Der versoffenen Welfenherzog Christian Ludwig erwarb 1645 die Quirreburg, einem Halbmeierhof mit 30 Morgen Land. Dass ich das Detail mit der Quirreburg bei meiner Recherche gefunden habe, hat mich wirklich gefreut, denn immerhin bin ich in der Quirrestraße groß geworden und wusste bis dato nicht, woher der Name Quirre kommt. Hier werde ich sicherlich noch weiter recherchieren, denn außer diesem einen Hinweis habe ich bislang nichts weiter zur Quirreburg gefunden. Ich habe versucht zu erfahren, was genau ein Halbmeierhof war, so ganz schlau geworden bin ich da leider nicht geworden. In einigen Erklärungen heißt es, dass ein Halbmeierhof halt nur einen halben Hof bzw halben Meier zur Verfügung hat, was auch immer das bedeuten mag, ich weiß es nicht. Wikipedia spricht dagegen von einem leibeigenen Bauern, der in der Hierachie an zweiter Stelle kam.
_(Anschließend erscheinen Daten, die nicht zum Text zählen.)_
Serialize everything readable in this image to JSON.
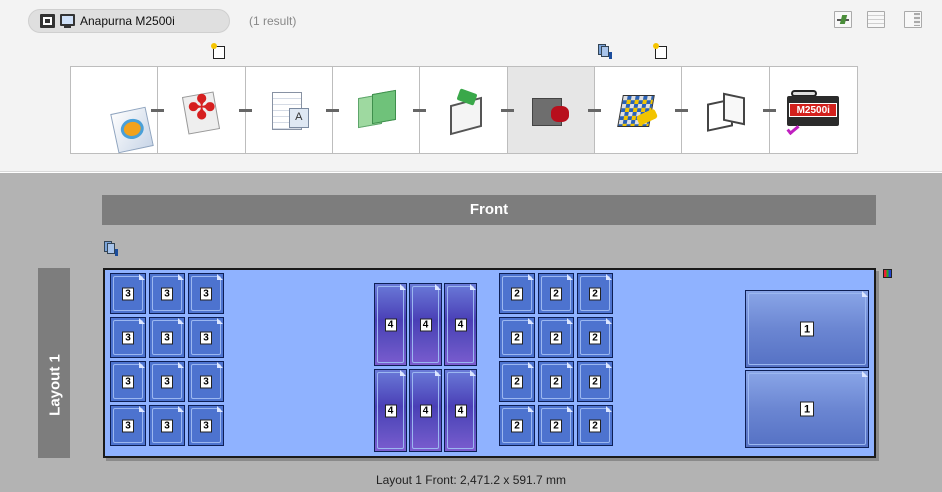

Doch zurück zum Küchengarten. Ein Morgen war damals zwar schon genormt, für Menschen, die heute streng nach DIN Normen und Regeln arbeiten, wäre die damalige Bemessungsgrundlage wahrscheinlich unzureichend. Im Raum Hannover war ein Morgen ein Landstrich, der mit einem Ochsen- oder Pferdepflug am Vormittag bearbeitet werden konnte. Anscheinend spielte es dabei keine Rolle, ob man einen alten Zossen oder einen Ochsen im blühenden Ochsenalter vor den Pflug spannte. Was nun bei der Bemessung des Küchengartens genau vorgespannt war, kann ich nicht sagen, aber anscheinend hat das Tier damals ungefähr 2600 m² am Vormittag geschafft. Die Angabe über die Größe des Grundstücks sind nicht eindeutig, sie schwanken zwischen 72000 m² und 80000 m².
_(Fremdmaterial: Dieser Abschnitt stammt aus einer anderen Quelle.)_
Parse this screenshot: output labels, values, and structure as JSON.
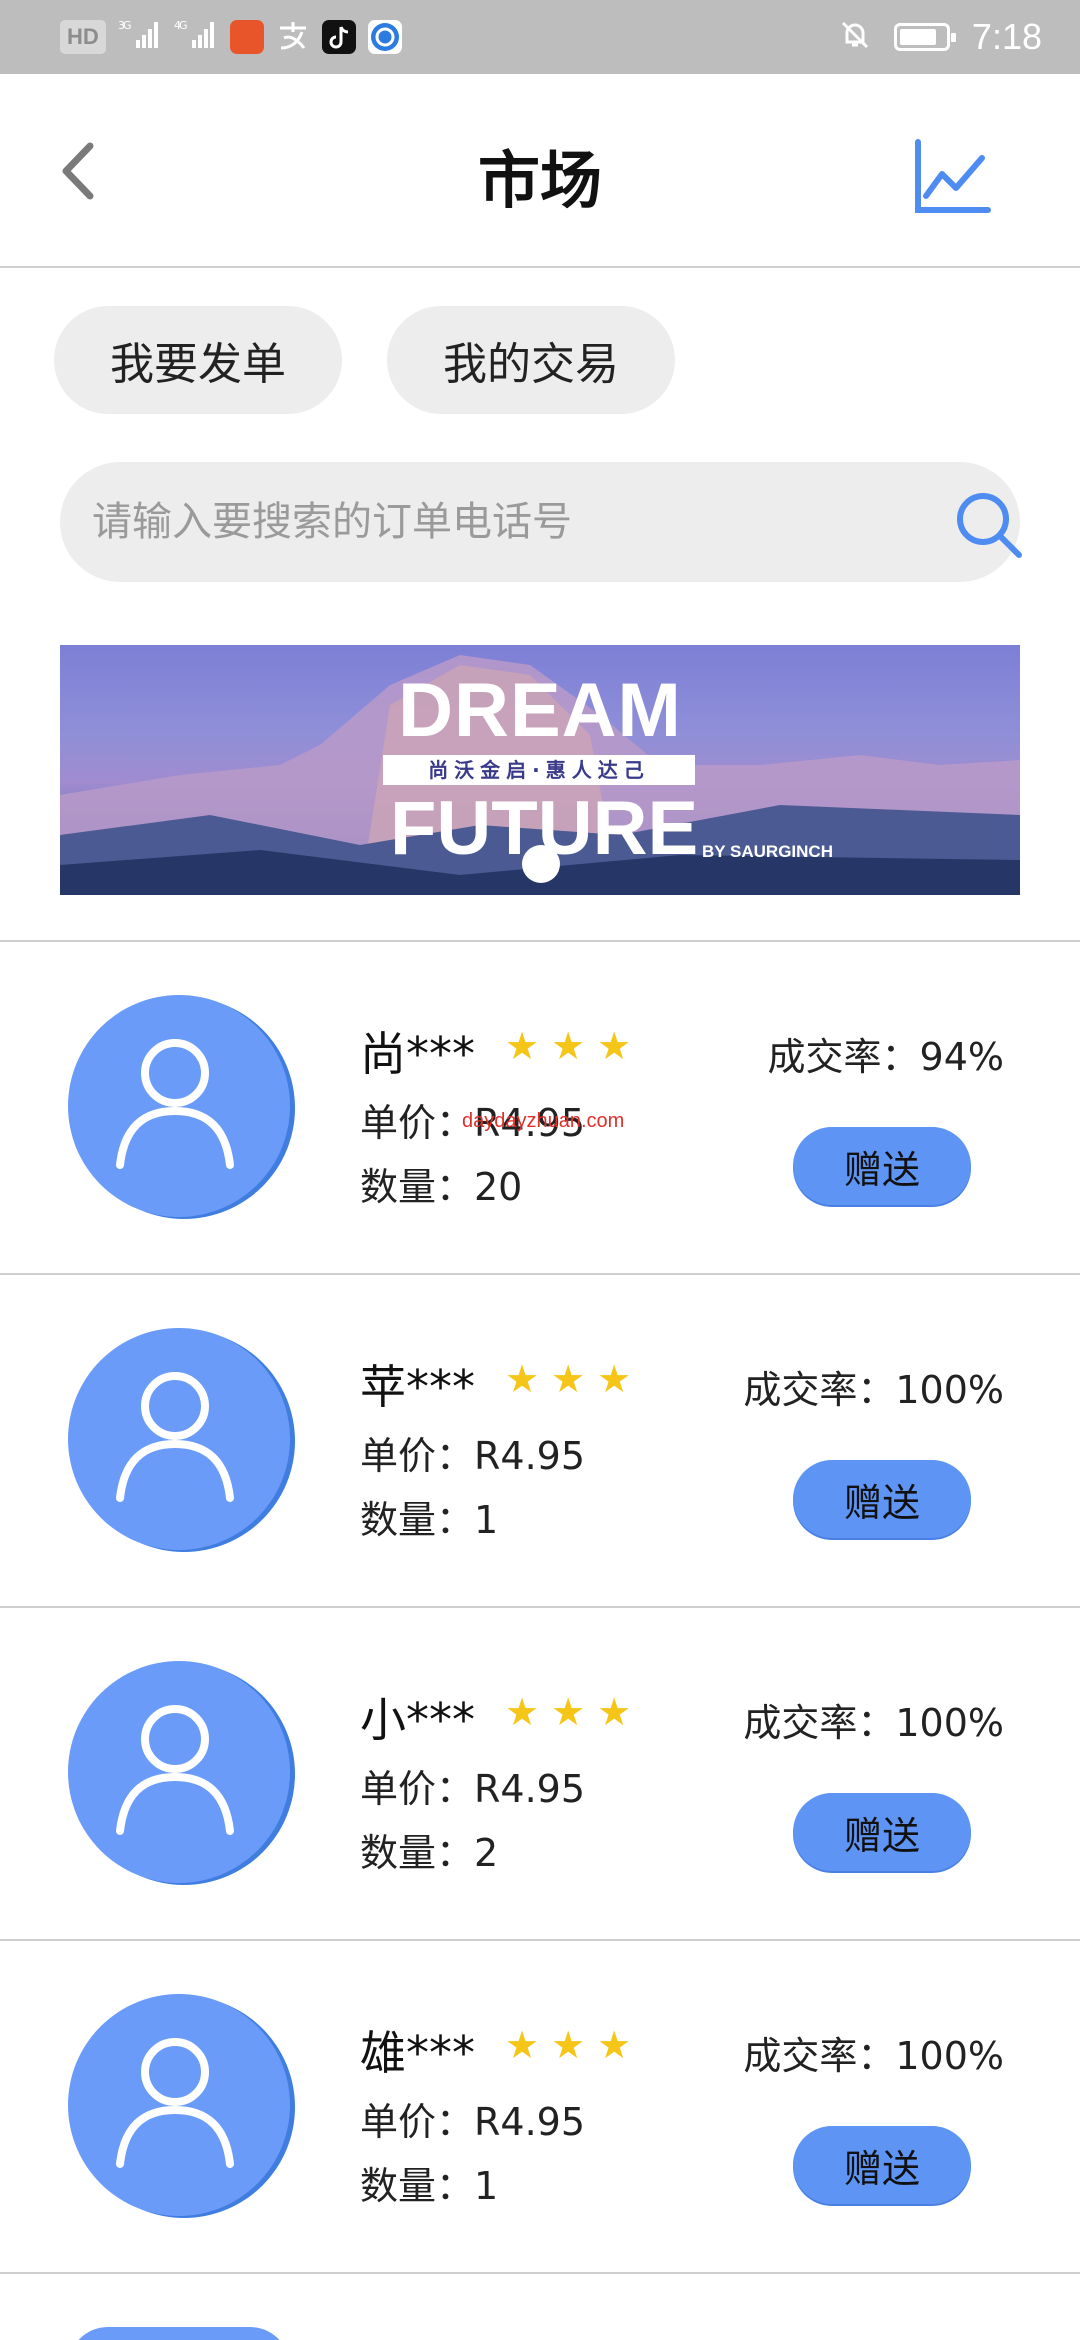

Die ungefähren Abgrenzungen des damaligen Küchengartens
Christian Ludwig legte hier auf jeden Fall einen Nutzgarten an, aus dem der Hof in Hannover mit Küchenkräutern, Obst, Gemüse und anderem gesunden Zeugs versorgt wurde. Der Garten wurde 1652 eröffnet. Die auf dem Grundstück befindliche Wasserquelle mit dem Namen Dieckborn (Deichquelle) versorgte den Garten mit ausreichend Wasser. Im später eröffneten Dieckborn Eck war das Wasser dann schon gelb gefärbt mit weißem Schaum. Das Dieckborn Eck war zu meiner Jugendzeit legendär, aber auch ein wenig verrufen, heute hat ein Maurermeister dort sein Geschäft. Die Dieckborn Wirtschaft war in Linden/Limmer auch als großer Sponsor tätig (siehe Kommentar Lütscher), hier das Bild zum Megadeal. Megadeal versteht wahrscheinlich nur jemand, der jemals unterwegs war um Sponsorengelder für kleine Vereine zu ergattern. Ein Trikotsatz war schon fast das Höchste.
Die Dieckborn speiste auch mehrere Teiche, die u.a. zur Fischzucht genutzt wurden. Ein Teich hieß Herrenhäuser, da liegt der Gedanke nahe, dass mit dem Wasser dieses Teiches das gute Herri gebraut wurde, aber dieser Gedanke ist falsch, denn das Wasser wurde für die Fontänen des Herrenhäuser Gartens genutzt. Dagegen wurde mit dem Wasser aus dem Ratsteich das Ratskeller gebraut, damals muss die Wasserqualität noch um Längen besser gewesen sein als heute, denn das Bier hatte einen guten Ruf, was heute leider nur noch eingeschränkt der Fall ist.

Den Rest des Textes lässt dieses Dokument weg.